En estos días ha vuelto a encenderse la polémica en relación con datos sobre los niveles de pobreza y de desempleo en el país, de resultas del más reciente Informe de Coyuntura de FUSADES, cuestionado duramente por el Ejecutivo. Las discrepancias de valoración sobre hechos reales deben ser vistas, en principio, como algo normal dentro del ejercicio democrático de la opinión; sin embargo, tal hecho se vuelve preocupante cuando su reiteración deriva en obstáculo en la ruta que conduce a la construcción de tratamientos y soluciones para los grandes problemas que nos aquejan como sociedad y como nación.

Las evidencias de nuestra realidad están ahí, a la vista de todos. Es cierto que la institucionalidad democrática viene manifestando creciente fortaleza, al sobreponerse a los ataques que intentan vulnerarla, desde dentro de sí misma; pero a la par el crecimiento económico sigue empantanado, sin que se vean signos de activación realmente prometedores. La juventud del país está cada vez más presente en el escenario de la evolución democrática y modernizadora; pero al mismo tiempo sus oportunidades de empleo digno y seguro continúan estancadas.
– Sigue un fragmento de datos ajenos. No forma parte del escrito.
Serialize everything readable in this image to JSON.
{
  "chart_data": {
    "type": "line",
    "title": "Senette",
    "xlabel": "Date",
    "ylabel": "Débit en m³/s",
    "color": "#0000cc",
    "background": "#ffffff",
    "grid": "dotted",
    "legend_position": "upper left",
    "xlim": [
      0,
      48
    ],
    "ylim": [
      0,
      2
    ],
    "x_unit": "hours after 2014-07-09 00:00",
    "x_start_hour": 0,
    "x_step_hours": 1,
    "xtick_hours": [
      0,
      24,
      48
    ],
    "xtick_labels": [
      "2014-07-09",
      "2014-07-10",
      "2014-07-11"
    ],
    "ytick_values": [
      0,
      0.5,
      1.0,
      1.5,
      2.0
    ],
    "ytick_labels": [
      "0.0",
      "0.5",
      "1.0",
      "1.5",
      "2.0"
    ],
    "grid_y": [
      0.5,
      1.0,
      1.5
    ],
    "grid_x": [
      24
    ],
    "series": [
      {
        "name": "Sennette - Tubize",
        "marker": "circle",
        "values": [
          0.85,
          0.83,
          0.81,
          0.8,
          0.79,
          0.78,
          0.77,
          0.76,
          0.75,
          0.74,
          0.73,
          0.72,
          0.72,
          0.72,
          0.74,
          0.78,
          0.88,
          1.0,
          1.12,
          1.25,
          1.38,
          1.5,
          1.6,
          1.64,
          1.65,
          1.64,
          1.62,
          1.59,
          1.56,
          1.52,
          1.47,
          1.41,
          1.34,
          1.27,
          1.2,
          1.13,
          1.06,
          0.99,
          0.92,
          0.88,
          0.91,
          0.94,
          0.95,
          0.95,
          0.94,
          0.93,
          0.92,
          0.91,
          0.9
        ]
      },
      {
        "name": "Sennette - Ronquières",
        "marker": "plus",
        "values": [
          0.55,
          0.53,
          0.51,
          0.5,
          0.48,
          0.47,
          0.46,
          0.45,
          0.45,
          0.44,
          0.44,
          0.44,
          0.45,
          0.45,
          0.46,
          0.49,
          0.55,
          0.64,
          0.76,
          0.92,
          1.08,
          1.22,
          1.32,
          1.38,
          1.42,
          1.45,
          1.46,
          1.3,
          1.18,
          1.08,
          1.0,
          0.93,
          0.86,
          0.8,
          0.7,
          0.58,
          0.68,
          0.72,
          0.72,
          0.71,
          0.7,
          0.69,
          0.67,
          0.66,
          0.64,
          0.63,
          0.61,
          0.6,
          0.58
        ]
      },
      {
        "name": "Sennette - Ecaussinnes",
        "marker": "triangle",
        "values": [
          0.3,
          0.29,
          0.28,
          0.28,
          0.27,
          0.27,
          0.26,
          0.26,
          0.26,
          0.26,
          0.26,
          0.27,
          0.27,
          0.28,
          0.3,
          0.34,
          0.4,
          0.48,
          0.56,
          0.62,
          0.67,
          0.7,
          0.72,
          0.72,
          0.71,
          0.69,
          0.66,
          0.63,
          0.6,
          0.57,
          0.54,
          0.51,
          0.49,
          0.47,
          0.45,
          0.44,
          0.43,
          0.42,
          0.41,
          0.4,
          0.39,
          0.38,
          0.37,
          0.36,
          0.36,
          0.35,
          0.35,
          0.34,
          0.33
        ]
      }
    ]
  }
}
Hay muchas energías nuevas en el ambiente; pero la competitividad no acaba de despegar como se requiere.

Contrastes como los mencionados, que desde luego no son los únicos, deberían servir de llamamiento urgente e inaplazable para que todas las fuerzas nacionales se unan en el propósito y en el esfuerzo de dar los saltos de calidad que nuestras condiciones reclaman, en lo político, en lo económico, en lo educativo y en lo social. Todos tendrían que sentarse juntos, pero no a discutir descalificaciones mutuas, sino a analizar fenómenos reales, algunos de los cuales son verdaderamente dramáticos, como el estado calamitoso de las finanzas públicas y el hecho más que elocuente de que el 47.5% de la población sobreviva en la pobreza y 7 de cada 10 salvadoreños no tengan empleo formal.

La pregunta del millón, que todos tendríamos que hacernos a diario, y sobre todo que tienen que hacerse aquéllos cuyas decisiones inciden en la conducción del país, tanto desde lo público como desde lo privado, es: ¿Qué hacer al respecto? E inmediatamente, la pregunta que sigue: ¿Por dónde empezar eso que se tiene que hacer? Está visto que los formulismos tradicionales ya no dan respuestas para lo que necesitamos. Habría que generar, de inmediato, un dinamismo de creatividad de planteamientos, que atiendan a la vez el corto plazo, el plazo medio y el largo plazo Esto es mucho más que un Plan de Gobierno inevitablemente demarcado por los plazos políticos: es un Plan de País, afincado firmemente en el presente y con clara proyección de futuro.

El tiempo hace ahora mismo un doble juego respecto de esta necesidad que tanto nos apremia a los salvadoreños, sin distinciones ni exclusiones: por una parte, este día comienza la última cuarta parte de la gestión gubernamental, lo cual debería abrirles espacio a consideraciones menos cargadas de interés político inmediato; y por otra, el hecho de que esté tan próxima la nueva gestión estimula a entrarle de veras al punto de las perspectivas.

¿De dónde debería salir, entonces, el impulso motivador decisivo para emprender cuanto antes esa tarea indispensable? Pues de lo que se llama sociedad civil, en sus distintas expresiones. No hay tiempo que perder, sobre todo cuando se ha perdido ya tanto tiempo.